Читаем The Secret of Annexe 3 полностью

Margaret had found five 10p coins - still one short - and she looked around her with a childlike pleading in her eyes, as though she almost expected her very helplessness to work its own deliverance. A hundred or so yards away, just passing the Taylorian, and coming towards her, she saw a yellow-banded traffic warden, and suddenly a completely new and quite extraordinary thought came to her mind. Would it matter if she were caught? Didn't she want to be caught? Wasn't there, after all hope had been cruelly cancelled, a point when even total despair could hold no further terrors? A notice ('No Change Given') outside the Eagle and Child informed Margaret that she could expect little help from that establishment; but she walked in and ordered a glass of orange juice.

'Ice?'

'Pardon?'

'You want ice in it?'

'Oh - yes. Er- no. I'm sorry, I didn't quite hear...'

She felt the hard eyes of the well-coiffeured bar-lady on her as she handed over a £1 coin and received 60p in exchange: one 50p piece, and one 10p. Somehow she felt almost childishly pleased as she put her six 10p pieces together and held the little stack of coins in her left hand. She had no idea how long she stayed there, seated at a table just in front of the window. But when she noticed that the glass in front of her was empty, and when she felt the coins so warmly snug inside her palm, she walked out slowly into St Giles'. It occurred to her - so suddenly! - that there she was, in St Giles'; that she had just come down the Banbury Road; that she must have passed directly in front of the Haworth Hotel; and that she hadn't even noticed it. Was she beginning to lose control of her mind? Or had she got two minds now? The one which had pushed itself into auto-pilot in the driving seat of the Metro; and the other, logical and sober, which even now, as she walked towards the ticket machine, was seeking to keep her shoes (the ones she had bought for the funeral) out of the worst of crunching slush. She saw the celluloid-covered document under the near-side windscreen-wiper; and caught sight of the traffic warden, two cars further up, leaning back slightly to read a number plate before completing another incriminating ticket.
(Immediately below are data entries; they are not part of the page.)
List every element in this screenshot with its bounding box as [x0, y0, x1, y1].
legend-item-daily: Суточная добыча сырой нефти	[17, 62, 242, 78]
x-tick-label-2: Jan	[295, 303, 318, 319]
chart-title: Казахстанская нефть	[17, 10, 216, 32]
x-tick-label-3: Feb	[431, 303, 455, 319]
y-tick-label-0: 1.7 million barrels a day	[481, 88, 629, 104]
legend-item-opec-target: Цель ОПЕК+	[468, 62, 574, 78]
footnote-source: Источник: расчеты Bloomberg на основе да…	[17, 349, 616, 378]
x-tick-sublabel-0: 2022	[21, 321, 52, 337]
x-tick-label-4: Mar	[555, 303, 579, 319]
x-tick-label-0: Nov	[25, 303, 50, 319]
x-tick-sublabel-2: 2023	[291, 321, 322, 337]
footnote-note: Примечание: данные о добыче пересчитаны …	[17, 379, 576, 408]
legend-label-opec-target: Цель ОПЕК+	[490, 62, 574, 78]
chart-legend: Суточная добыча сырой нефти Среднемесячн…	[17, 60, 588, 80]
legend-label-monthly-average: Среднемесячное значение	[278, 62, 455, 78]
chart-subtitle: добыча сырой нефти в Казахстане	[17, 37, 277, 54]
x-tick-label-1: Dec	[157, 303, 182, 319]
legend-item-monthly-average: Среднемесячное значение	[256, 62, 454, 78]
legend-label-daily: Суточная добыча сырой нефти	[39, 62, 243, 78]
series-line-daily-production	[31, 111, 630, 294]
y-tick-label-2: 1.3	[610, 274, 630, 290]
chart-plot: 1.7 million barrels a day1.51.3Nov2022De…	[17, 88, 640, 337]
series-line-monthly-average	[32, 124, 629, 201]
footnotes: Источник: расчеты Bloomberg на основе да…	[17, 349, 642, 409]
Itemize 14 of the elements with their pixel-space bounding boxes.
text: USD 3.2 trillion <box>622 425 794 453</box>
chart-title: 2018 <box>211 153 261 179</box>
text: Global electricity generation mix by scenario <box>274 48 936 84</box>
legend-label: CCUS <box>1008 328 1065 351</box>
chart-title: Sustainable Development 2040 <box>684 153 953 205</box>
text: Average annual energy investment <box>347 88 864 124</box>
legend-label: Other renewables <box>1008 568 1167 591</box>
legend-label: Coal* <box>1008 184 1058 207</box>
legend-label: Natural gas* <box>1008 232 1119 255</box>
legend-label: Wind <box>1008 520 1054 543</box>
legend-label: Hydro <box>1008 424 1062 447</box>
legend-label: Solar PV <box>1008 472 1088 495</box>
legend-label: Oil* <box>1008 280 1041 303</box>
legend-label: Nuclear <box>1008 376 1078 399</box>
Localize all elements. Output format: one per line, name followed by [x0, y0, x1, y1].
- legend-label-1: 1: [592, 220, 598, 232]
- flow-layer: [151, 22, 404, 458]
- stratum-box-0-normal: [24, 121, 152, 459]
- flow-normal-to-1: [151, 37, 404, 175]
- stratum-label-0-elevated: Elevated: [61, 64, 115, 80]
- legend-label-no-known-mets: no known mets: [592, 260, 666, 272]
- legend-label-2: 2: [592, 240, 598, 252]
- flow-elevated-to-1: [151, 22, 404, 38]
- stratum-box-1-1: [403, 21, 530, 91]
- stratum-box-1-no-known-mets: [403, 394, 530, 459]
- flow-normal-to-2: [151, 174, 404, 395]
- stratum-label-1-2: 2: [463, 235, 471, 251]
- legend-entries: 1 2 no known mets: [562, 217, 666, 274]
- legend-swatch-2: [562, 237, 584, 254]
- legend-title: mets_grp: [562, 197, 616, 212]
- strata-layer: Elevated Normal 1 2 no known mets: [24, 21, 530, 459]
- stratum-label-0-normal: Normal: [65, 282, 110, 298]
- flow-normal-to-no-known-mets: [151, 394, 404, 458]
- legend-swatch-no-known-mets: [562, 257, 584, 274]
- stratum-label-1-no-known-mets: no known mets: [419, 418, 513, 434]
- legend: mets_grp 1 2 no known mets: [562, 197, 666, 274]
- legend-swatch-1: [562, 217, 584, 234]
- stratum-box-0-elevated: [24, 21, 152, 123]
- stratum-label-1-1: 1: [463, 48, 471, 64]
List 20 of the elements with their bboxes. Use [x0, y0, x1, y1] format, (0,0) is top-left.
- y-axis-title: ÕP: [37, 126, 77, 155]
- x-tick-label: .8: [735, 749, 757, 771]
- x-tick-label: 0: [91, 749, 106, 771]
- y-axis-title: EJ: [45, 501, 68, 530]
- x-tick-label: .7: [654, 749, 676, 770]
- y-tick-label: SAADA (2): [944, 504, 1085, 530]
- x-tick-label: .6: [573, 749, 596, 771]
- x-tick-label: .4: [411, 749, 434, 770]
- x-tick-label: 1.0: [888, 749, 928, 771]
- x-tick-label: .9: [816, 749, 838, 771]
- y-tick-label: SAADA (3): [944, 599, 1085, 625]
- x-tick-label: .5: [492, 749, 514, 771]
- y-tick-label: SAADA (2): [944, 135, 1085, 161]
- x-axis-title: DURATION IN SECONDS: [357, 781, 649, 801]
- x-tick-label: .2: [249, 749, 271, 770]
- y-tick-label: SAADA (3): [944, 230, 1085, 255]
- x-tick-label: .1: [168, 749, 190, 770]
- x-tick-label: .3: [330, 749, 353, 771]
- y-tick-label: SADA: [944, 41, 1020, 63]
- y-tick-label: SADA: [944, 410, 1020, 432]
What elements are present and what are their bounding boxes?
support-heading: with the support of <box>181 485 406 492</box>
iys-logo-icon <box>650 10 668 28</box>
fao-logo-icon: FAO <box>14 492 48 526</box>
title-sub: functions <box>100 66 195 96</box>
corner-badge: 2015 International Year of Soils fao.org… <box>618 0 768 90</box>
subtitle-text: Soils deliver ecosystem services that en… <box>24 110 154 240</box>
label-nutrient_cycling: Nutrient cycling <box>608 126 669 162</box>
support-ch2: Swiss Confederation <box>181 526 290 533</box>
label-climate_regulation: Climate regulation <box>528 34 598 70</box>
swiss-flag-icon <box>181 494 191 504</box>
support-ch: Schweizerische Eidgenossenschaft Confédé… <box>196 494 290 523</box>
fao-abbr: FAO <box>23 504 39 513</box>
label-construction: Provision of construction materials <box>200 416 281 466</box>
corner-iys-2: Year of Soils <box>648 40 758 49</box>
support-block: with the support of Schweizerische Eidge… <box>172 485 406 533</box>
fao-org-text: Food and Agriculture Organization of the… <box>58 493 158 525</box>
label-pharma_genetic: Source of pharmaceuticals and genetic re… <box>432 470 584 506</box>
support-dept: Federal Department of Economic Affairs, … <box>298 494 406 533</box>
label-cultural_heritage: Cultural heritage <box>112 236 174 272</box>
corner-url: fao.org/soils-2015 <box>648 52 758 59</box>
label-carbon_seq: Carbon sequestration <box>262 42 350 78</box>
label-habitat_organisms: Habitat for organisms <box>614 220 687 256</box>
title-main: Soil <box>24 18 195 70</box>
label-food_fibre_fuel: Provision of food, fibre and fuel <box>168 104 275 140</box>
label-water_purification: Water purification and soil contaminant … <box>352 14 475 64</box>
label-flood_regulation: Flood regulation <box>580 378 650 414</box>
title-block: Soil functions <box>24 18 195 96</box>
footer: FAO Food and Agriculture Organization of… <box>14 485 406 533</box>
Margaret walked up to her, pointing to the maroon Metro.

'Have I committed an offence?'

‘Is that your car?'

‘Yes.'

'You were parked without a ticket.'

‘Yes, I know. I've just been to get the right change.' Almost pathetically she opened her left palm and held the six warm coins to view as if they might just serve as some propitiatory offering.

‘I'm sorry, madam. It tells you on the sign, doesn't it? If you haven't got the right change, you shouldn't park.'

For a moment or two the two women, so little different in age, eyed each other in potential hostility. But when Margaret Bowman spoke, her voice sounded flat, indifferent almost.

'Do you enjoy your work?'

'Not the point, is it?' replied the other. 'There's nothing personal in it. It's a job that's got to be done.'

Margaret Bowman turned and the traffic warden looked after her with a marked expression of puzzlement on her face. It was her experience that on finding a parking ticket virtually all of them got into their cars and drove angrily away. But not this tall, good-looking woman who was now walking away from her car, down past the Martyrs' Memorial; and then, almost out of sight now, but with the warden's last words still echoing in her mind, across into Cornmarket and up towards Carfax.

Chapter Thirty

Monday, January 6th: noon

Then the devil taketh him up into the holy city, and setteth him on a pinnacle of the temple.